The parser uses a framework called SmaCC that is used for virtually every parser in GT. It’s a parser generator framework and it’s quite awesome. Once you know how to wield it (which might take a bit), it takes something like 5-10 minutes to write a parser for something like LlmL that produces a neat little AST.
From there, we build a simple evaluator that is just a tree-walking interpreter that keeps track of the variables in an environment and allows for environments to be pushed and popped as needed.
Really the only novel and mildly interesting bit is inside the evaluation for the infer
primitive, which in turn happens in a class called LlmlInfer
. Its method LlmlInfer>>#evaluate:in:
is the key to the LLM connection.
It uses structured outputs to guarantee that we always get a well-formed result. For those not in the know, it’s basically a way to make the LLM to adhere to a user-controlled JSON schema in the output.
To transcribe it as a snippet and annotate, it basically does this:
"Providers hold onto all the low-level bits and are different for every LLM API. Currently we support Ollama, OpenAI, Anthropic, and Google Gemini. These providers also understand how to add a structured output format to the API call." provider := self connection buildProvider format: self format. "Then we create a chat and send a message." chat := GtLlmChat new provider: provider. chat sendMessage: 'Provide the output of the following expression: ', aLlmlEvaluator callStack last source. "^We get the last section from the callstack here. It also has the arguments." "These executions happen asynchronously, so we force synchronicity by waiting." chat provider executions last wait. "We get the result from the JSON we got back and just confidently convert it to a number." (chat messages last contentJson at: 'result') asNumber
Usually in gt4llm
, the format that we would use would be autogenerated by a higher level schema, but I didn’t want to bother with it, so I just wrote a simple structured output format by hand:
{'type' -> 'object'. 'properties' -> {'result' -> {'type' -> 'number'} asDictionary} asDictionary. 'required' -> {'result'}. 'additionalProperties' -> false} asDictionary
This won’t work with all providers because they are ever so slightly different in how they want their schema to be formatted. It does work with Ollama and OpenAI, though, and that was good enough for me here. For anything more, resort to the higher level.
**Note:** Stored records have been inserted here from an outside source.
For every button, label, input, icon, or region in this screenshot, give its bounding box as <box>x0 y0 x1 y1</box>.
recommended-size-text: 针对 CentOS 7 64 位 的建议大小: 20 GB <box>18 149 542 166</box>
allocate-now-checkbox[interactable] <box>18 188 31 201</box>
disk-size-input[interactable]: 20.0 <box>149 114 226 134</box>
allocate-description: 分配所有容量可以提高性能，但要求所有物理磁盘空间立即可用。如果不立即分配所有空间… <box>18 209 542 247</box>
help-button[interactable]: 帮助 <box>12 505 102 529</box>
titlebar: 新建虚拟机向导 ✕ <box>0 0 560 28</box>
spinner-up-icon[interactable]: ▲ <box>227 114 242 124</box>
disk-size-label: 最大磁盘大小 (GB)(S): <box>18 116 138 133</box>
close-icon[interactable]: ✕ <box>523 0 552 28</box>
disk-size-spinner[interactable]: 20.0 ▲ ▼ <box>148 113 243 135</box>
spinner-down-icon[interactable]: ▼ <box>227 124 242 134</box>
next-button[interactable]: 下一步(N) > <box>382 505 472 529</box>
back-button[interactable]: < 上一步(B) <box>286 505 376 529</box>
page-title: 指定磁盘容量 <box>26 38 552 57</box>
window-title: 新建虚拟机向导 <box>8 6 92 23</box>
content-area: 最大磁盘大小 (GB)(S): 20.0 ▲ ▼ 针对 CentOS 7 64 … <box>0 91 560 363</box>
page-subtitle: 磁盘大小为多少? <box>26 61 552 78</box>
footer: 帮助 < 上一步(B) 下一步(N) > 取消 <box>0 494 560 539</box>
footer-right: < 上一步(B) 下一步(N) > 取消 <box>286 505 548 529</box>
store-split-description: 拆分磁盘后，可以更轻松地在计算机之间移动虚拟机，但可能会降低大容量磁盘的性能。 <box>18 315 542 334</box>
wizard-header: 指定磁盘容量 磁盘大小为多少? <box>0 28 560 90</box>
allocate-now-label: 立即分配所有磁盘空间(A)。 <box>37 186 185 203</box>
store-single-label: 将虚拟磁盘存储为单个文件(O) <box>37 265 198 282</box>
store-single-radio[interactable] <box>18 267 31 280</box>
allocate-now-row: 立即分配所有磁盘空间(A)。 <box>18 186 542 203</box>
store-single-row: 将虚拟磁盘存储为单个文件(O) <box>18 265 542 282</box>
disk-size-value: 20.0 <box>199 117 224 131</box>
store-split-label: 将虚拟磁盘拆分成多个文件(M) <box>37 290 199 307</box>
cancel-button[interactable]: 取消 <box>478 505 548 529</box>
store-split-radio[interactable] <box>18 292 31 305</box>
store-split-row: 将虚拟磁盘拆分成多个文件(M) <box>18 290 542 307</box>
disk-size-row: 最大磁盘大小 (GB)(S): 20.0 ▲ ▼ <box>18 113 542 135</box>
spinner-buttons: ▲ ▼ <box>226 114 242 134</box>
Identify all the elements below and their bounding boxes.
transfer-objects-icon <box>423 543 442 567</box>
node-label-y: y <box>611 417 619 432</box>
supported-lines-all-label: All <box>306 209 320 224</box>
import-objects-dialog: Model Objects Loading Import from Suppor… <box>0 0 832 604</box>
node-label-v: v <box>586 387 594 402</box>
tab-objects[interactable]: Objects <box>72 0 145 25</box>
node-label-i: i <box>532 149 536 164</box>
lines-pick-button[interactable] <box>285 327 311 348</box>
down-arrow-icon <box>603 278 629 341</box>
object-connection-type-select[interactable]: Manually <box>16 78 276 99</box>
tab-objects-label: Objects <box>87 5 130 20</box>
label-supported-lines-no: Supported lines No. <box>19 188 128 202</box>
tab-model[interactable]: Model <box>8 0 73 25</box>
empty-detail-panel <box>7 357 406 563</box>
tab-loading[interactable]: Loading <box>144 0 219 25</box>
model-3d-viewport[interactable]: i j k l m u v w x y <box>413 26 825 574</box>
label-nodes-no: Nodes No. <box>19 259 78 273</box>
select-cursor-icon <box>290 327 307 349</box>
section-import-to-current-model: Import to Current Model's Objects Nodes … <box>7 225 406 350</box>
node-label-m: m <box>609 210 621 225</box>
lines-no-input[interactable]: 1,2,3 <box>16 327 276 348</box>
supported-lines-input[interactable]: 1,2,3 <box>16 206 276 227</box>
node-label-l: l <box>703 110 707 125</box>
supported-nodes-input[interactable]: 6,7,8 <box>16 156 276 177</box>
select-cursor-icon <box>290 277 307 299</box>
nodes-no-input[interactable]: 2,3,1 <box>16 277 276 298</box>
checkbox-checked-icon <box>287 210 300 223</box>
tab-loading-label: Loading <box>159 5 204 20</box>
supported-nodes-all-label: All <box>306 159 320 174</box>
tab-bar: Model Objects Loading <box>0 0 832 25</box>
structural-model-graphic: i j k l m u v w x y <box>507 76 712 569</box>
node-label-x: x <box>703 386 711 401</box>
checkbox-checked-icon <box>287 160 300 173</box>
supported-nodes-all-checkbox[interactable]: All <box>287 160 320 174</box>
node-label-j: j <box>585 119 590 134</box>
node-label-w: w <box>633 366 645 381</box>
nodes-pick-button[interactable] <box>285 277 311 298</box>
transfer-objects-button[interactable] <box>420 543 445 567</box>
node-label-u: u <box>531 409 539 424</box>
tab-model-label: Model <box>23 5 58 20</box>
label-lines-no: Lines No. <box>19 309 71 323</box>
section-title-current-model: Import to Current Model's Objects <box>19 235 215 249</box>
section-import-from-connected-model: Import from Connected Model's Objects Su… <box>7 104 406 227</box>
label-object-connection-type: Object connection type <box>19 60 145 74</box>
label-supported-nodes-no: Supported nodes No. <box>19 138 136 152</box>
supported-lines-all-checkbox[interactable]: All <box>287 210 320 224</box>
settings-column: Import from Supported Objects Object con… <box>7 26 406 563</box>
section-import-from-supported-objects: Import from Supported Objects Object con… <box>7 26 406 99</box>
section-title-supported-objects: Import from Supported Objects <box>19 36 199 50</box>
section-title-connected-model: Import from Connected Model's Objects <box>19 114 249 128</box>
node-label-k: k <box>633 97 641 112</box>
Still, the core of the system works with all providers we’ve provided in gt4llm
, so whatever you set up as your default connection will be used by the evaluator by default. You can also override it to inject your own models or providers per evaluation:
LlmlEvaluator new connection: (GtLlmConnection new provider: GtOllamaProvider; model: 'llama3.2'); evaluate: (LlmlParser parse: '(def factorial (infer)) (factorial 4)')
And I think that’s all of it!
I hope you enjoyed this little tour of my groundbreaking new research in programming language design!
Okay, admittedly, LlmL is silly, but maybe not as silly as one might think at first glance: when people copy-paste code they found online or that an LLM spit out, what they actually want, at the heart of it, is an oracle . Someone to just tell them the answer. And instead of generating an algorithm that won’t be reviewed anyway, this just gives you the answer right away. But it’s also a reductio ad absurdum of this idea that, somehow, this will solve our problems, because it will not. It just creates the ultimate black box.
I really wanted to write a more philosophical article about LLMs, but I thought you deserved a bit of technical whimsy before that. I hope you liked the appetizer, the main course is to follow!
1. If you find anything missing, do not hesitate to contact me or file an issue!
2. For a more manual way of approaching problem solving, read my last blog post.
3. You couldn’t actually do that, either, because you’d have to start with a Church encoding instead of numbers to get to equality. If you have equality, it’s all smooth sailing from there.